Linear regression [session notes]

Author

Denis Schluppeck

Session date:

December 14, 2022

Introduction

Some details about fitting line through data points as a canonical example, but also relationship to other more complex examples that can be cast as linear regression problems. MvR referred to Numerical Recipes for really good theoretical background, but also practical advice Press et al. (1992). You can try here or google for a PDF copy of the relevant chapter 15.0 on Modelling data) :

Press, William H., Saul A. Teukolsky, William T. Vetterling, and Brian P. Flannery. 1992. Numerical Recipes in c. Second. Cambridge, USA: Cambridge University Press.

fitting polynomials is also linear problem
reality check: any function that’s linear in parameters is also ok, eg. \(y(t; a, b, c) = a\cdot e^{-t} + b\cdot x + c\)

Basic ideas

Derivation from a Bayesian point of view, assuming a flat prior to yield the maximum likelihood solution.
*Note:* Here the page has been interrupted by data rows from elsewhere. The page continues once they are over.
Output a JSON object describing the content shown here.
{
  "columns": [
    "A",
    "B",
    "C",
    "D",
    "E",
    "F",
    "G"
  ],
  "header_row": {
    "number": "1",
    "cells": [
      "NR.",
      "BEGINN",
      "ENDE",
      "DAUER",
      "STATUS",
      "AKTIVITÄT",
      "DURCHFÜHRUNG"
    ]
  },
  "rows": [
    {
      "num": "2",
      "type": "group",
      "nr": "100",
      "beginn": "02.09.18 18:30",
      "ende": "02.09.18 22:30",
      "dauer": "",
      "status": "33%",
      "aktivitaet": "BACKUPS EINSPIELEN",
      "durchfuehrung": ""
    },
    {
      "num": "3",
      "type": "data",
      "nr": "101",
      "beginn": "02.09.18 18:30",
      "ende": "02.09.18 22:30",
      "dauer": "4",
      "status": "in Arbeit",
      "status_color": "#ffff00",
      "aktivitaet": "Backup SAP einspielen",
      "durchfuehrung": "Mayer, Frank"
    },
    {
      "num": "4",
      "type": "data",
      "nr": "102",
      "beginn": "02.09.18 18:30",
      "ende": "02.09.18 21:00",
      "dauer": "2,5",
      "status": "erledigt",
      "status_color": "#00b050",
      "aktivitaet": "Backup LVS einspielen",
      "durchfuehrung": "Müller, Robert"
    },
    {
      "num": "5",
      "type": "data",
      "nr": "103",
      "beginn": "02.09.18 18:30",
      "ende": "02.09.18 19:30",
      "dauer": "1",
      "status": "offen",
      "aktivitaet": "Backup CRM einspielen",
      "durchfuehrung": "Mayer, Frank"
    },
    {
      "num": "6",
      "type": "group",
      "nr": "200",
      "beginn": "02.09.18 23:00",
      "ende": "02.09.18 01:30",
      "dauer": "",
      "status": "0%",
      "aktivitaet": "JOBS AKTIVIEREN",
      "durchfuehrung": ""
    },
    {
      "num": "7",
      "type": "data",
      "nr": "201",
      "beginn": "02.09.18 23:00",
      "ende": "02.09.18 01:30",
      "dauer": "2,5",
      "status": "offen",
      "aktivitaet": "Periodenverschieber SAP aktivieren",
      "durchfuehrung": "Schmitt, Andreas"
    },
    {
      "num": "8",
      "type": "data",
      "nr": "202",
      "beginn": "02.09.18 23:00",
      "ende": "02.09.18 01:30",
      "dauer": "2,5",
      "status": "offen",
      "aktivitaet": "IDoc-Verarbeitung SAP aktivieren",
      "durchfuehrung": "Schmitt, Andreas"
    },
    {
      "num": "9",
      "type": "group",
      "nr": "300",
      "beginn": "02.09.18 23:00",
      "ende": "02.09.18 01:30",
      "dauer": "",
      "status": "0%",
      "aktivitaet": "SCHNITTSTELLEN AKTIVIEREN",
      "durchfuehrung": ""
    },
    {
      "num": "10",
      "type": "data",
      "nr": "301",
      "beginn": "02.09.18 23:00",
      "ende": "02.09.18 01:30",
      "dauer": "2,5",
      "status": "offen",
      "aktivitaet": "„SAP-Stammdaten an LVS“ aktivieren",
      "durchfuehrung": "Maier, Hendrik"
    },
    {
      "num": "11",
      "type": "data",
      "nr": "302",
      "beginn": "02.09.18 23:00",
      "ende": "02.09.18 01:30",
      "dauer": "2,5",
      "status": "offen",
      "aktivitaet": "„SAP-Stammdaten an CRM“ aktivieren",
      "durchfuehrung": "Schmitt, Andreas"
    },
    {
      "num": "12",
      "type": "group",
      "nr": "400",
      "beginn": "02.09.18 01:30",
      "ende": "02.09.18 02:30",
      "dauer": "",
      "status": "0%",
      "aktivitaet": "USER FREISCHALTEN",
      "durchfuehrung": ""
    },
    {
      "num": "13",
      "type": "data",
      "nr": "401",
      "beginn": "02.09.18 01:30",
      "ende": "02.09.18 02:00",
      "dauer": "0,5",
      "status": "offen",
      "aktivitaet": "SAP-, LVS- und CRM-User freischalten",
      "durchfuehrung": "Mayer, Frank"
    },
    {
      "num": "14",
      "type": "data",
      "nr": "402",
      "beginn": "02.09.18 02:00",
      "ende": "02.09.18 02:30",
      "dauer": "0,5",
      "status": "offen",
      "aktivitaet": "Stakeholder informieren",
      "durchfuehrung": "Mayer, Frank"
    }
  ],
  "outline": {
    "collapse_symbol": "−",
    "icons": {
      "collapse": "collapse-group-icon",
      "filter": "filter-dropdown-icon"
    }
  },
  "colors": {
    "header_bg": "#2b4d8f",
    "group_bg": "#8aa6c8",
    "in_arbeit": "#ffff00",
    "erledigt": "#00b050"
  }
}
Bayes formulation with data \(\mathcal{D}\) and parameters \(w\) :

\[p(w | \mathcal{D}) = \frac{p(\mathcal{D} | w )p(w)}{p(\mathcal{D})} \]

but in the case of a flat prior on the parameters, \(p(w)\), and given that \(p(\mathcal{D})\) is just a normalising constant, we can find the maximum of \(p(w | \mathcal{D})\), by maximising \(p(\mathcal{D} | w )\), also known as the likelihood.

For iid Gaussian noise, the likelihood becomes

\[\mathcal{L} = \prod_i \Big\{ \exp{\Big[-\frac{1}{2}\Big(\frac{y_i -y(x_i)}{\sigma} \Big)^2} \Big] \Delta y\Big\}\]

and maximising the likelihood is equivalent to minimising the negative log of the likelihood (numerically better behaved) \[-\log \mathcal{L} = \sum_i \frac{\Big(y_i -y(x_i)\Big)^2}{2\sigma^2} -N \log \Delta y\]

Pulling out all the terms that are constant (don’t change with the parameters), this is equivalent to minimising the sum of squared errors between data and the fit.

Relationship to \(\chi^2\) fitting

If the errors vary with each measurement point (rather than being of a fixed, single \(\sigma\)), then these errors can be included in the quantity to be minimised and leads to the \(\chi^2\) statistic

\[\chi^2 = \sum_i \Big( \frac{y_i-y(x_i; a_1\dots, a_M )}{\sigma_i} \Big)^2 \]

where \((x_i, y_i)\) are data points with an associated error \((\sigma_i)\). For the Gaussian case, s \(\chi^2\) value of a moderately good fit is on the order of the degrees of freedom \(\nu = N-M\) (number of measurement points minus number of parameters).

Linear algebra picture

Ideas

Consider the data \(\mathbf{y}\) as a vector in some space and \(\mathbf{X}\), the design matrix with an associated column space.

\(\mathbf{y}\) is usually not in the column space of \(\mathbf{X}\) (eg. a set of many \(y_i\) values measured at \(x_i\) are unlikely to fall onto a line, which is parameterised by two values).

But we can find an \(\mathbf{X}\mathbf{\hat{\beta}}\), such that the distance to the data \(\mathbf{y}\) is smallest. This error \(\mathbf{e}\) is orthogonal to the space defined by \(\mathbf{X}\), so the dot products of \(\mathbf{e}\) which each columns in \(\mathbf{X}\) must be \(0\).

This leads to: \[ \begin{eqnarray} \mathbf{e}^T\mathbf{X} &=& 0 \\ (\mathbf{y} - \mathbf{X}\mathbf{\hat{\beta}})^T\mathbf{X} &=& 0 \\ \mathbf{X}^T(\mathbf{y} - \mathbf{X}\mathbf{\hat{\beta}}) &=& 0 \\ \mathbf{X}^T\mathbf{X}\mathbf{\hat{\beta}} &=& \mathbf{X}^T\mathbf{y} \\ \mathbf{\hat{\beta}} &=& (\mathbf{X}^T\mathbf{X})^{-1}\mathbf{X}^T\mathbf{y} \\ \end{eqnarray} \]

See also “The Linear Algebra Behind Linear Regression” (2020) and Geer (2019)

“The Linear Algebra Behind Linear Regression.” 2020. GoDataDriven. https://godatadriven.com/blog/the-linear-algebra-behind-linear-regression/.

Geer, Ruben van de. 2019. “A Primer (or Refresher) on Linear Algebra for Data Science.” YouTube. https://www.youtube.com/watch?v=Qz58vTa8-SY.